All seven Sylvania elementary schools participate, and sixth graders from Timberstone, McCord, and Arbor Hills compete.

At the meet, there is a race for each grade level with distances becoming greater as the kids get older. At the end of the race, every racer receives a participation ribbon, and the top 14 receive a ribbon corresponding to their place.

“It’s so cute to see how excited the little kids are when they get a ribbon, even if it’s just for participation,” said junior Claire Jakubowski. The kids get motivated by the ribbons to try and get better every time.

Along with any competition comes the need for many volunteers. The Northview Boys’ and Girls’ Cross Country teams help out each week at the three meets.
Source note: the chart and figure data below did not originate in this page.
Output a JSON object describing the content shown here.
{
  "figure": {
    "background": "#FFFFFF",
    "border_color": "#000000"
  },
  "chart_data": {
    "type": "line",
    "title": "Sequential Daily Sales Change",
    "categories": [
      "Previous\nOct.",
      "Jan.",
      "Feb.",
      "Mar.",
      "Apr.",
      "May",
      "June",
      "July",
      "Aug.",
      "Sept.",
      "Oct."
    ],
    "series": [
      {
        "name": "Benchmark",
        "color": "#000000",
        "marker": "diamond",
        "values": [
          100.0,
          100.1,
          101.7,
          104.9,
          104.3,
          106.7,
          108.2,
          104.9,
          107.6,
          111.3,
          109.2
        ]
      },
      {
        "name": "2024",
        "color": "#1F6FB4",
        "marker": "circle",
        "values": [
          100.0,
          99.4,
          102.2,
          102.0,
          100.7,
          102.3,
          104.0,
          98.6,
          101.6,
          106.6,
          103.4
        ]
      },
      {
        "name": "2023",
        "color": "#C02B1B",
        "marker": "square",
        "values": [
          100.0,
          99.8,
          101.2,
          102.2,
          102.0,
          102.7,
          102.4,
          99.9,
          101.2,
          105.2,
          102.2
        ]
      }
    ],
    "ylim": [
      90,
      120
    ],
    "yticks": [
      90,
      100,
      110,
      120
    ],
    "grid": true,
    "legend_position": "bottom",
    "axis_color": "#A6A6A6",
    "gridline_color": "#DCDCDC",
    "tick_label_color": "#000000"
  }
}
They do tasks such as helping enter times into the computer systems, jogging behind the last kids so they do not get lost and are motivated to finish, and lead the kids in first place so they know where to go. Volunteering not only helps out the younger kids and Coach Briggs, but also helps to develop leadership skills, and helps the teams to bond.

“The best part about helping at the races is seeing the joy on the little kid’s faces when they’re running. It’s nice to see the younger generation out running and enjoying it too,” freshman Sheridan Scott said.

The elementary meets this year took place September 22, September 29, and October 6. There will not be any more this year, but the number of kids involved continues to grow.